His arms around her chains as his eyes slammed closed.
“But can you… forget death? Can you be happy not risking your life if it means living that life? With me ?”
He rested his forehead against her with a huff of laughter. “I want to be.”
“Then we will do it together. You do not have to seek your family by risking your own life. You can honor them by living. And loving. And using their home to help others.”
Another breath of laughter as he hugged her tightly. “Is this a new plan?”
“A burgeoning one, yes.”
“Am I to be ruled by them, then?”
“Better that than death.”
“Indeed. Caro, you do not need a plan to earn my respect.”
She knew. Without him saying, somehow she knew. She nodded.
And then his face shifted from the soft curves of concern for her to something tighter, sharper. He was holding something powerful back. But not for long. His tight control broke like a dam, and the planes of his face turned ragged. His eyes held the shattered remains of a young boy’s happiness.
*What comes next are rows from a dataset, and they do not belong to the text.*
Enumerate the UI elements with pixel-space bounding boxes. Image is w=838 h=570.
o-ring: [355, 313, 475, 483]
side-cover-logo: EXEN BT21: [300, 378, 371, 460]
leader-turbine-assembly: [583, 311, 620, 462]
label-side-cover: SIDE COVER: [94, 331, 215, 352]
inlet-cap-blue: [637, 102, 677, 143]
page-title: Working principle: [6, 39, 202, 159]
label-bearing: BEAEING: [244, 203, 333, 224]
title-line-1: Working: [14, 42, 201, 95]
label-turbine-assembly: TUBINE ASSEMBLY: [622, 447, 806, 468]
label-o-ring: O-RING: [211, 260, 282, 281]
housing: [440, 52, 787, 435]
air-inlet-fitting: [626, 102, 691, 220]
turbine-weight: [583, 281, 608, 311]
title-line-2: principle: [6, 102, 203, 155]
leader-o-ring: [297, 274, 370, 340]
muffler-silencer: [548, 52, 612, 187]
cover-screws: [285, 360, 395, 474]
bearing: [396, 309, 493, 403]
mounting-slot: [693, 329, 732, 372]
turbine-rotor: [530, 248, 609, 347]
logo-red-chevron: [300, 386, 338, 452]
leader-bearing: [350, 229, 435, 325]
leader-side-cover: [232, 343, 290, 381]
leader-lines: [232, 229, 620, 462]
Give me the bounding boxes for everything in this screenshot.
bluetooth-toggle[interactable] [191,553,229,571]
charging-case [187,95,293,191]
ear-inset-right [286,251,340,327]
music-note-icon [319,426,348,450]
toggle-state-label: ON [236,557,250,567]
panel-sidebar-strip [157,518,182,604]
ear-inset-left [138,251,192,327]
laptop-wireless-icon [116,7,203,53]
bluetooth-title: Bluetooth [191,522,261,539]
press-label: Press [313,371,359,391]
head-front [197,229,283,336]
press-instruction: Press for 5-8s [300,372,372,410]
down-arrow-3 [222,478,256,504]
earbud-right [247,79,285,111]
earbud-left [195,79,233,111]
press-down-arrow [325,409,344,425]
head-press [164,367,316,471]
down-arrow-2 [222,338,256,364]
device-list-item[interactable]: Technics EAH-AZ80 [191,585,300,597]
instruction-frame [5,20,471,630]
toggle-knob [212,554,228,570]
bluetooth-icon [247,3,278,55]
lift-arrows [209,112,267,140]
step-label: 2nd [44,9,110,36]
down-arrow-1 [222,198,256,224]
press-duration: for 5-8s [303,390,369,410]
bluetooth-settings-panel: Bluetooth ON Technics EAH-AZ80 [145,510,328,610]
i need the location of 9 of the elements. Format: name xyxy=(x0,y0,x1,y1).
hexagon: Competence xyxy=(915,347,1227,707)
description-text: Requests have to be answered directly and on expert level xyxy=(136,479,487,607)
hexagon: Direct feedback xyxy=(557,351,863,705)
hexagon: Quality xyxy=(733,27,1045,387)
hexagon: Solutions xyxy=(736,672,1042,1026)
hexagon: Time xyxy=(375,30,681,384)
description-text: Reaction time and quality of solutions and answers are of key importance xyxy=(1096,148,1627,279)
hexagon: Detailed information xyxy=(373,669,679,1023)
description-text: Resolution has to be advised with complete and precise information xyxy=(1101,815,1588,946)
He swallowed. “I feel guilty for living. I shouldn’t have. Lived.”
Now she kissed him, slow and sweet and pouring all of herself—her desire, her love, her belief—into the embrace.
“If you had died, you could not do this.” She moved his arm from around her waist so that his large palm cradled the back of her head.
“Or this.” She kissed a line down his neck as she drew fingertips up and down his spine.
“And I could not do this.” She rolled her hips against him.
“Or this.” She placed both hands on his heart and held his gaze.
“If you had died, I… I could not love you. As I do. I love you, Felix. I am in love with your heart and your courage. The world is better with you in it. My world is better. For so long I have marched along from one cause to another, from one plan of improvement to another, but you… you let me be still and quiet. You made me—make me—laugh. And you annoy me, and you thrill me, and I would be worse off without you. So”—she ran a finger down the line of his nose—“if you do not mind, will you please simply… live and let me do all this with you? Live and let me love you?”
Open, close, open close—his mouth not quite sure what to do with itself as his throat worked through some lump of an emotion. Finally, he gave a curt nod, surged in for another kiss and told her something he could not seem to put in words.
It was not I love you, too . But it would do for now.
“Oh!” He blinked, setting her aside and leaping to his feet. “Stay there.” He disappeared into the stables and returned with a small package, something square wrapped in brown butcher paper and twine. He handed it to her as he sat. “For you. I procured it when I was in the village today.”
“A book.” She knew that before she opened it, its shape and size giving it away.
“ Mm. But which one?”
She held her breath, unwilling to open it for moment. Wanted to savor this gift, whatever it was. He’d chosen it for her. She hugged it then ripped the paper off. What she saw made her heart swell. He’d remembered! “Oh, Felix!”
He bumped his shoulder into hers. “You like it? Of course you like it. Was always your favorite.”
“ Utopia .” By Thomas More. It had been her father’s favorite, too. “You remember.”
He picked a blade of grass and tore it into a handful of tiny pieces. “Of course.” His voice rough.
“It shall be the first new book in the Hawthorne library.”
Another blade of grass shredded with sharp movements.
She leapt to her feet, pulling him up, hugging him, and mumbling into his chest, “Thank you.” Pale words for how her chest swelled. She dragged him back toward the house. “Now tell me truthfully, were you up there for a bit of danger or because the roof needed tending?”
“Doesn’t have to be one or the other,” he mumbled.
“Well do not do it alone from now on.”
“As you say, Caro-mine.”
She stood in the doorway of Hawthorne and hugged him as he followed her inside.
And tried not to notice that his eyes were still not clear of storms.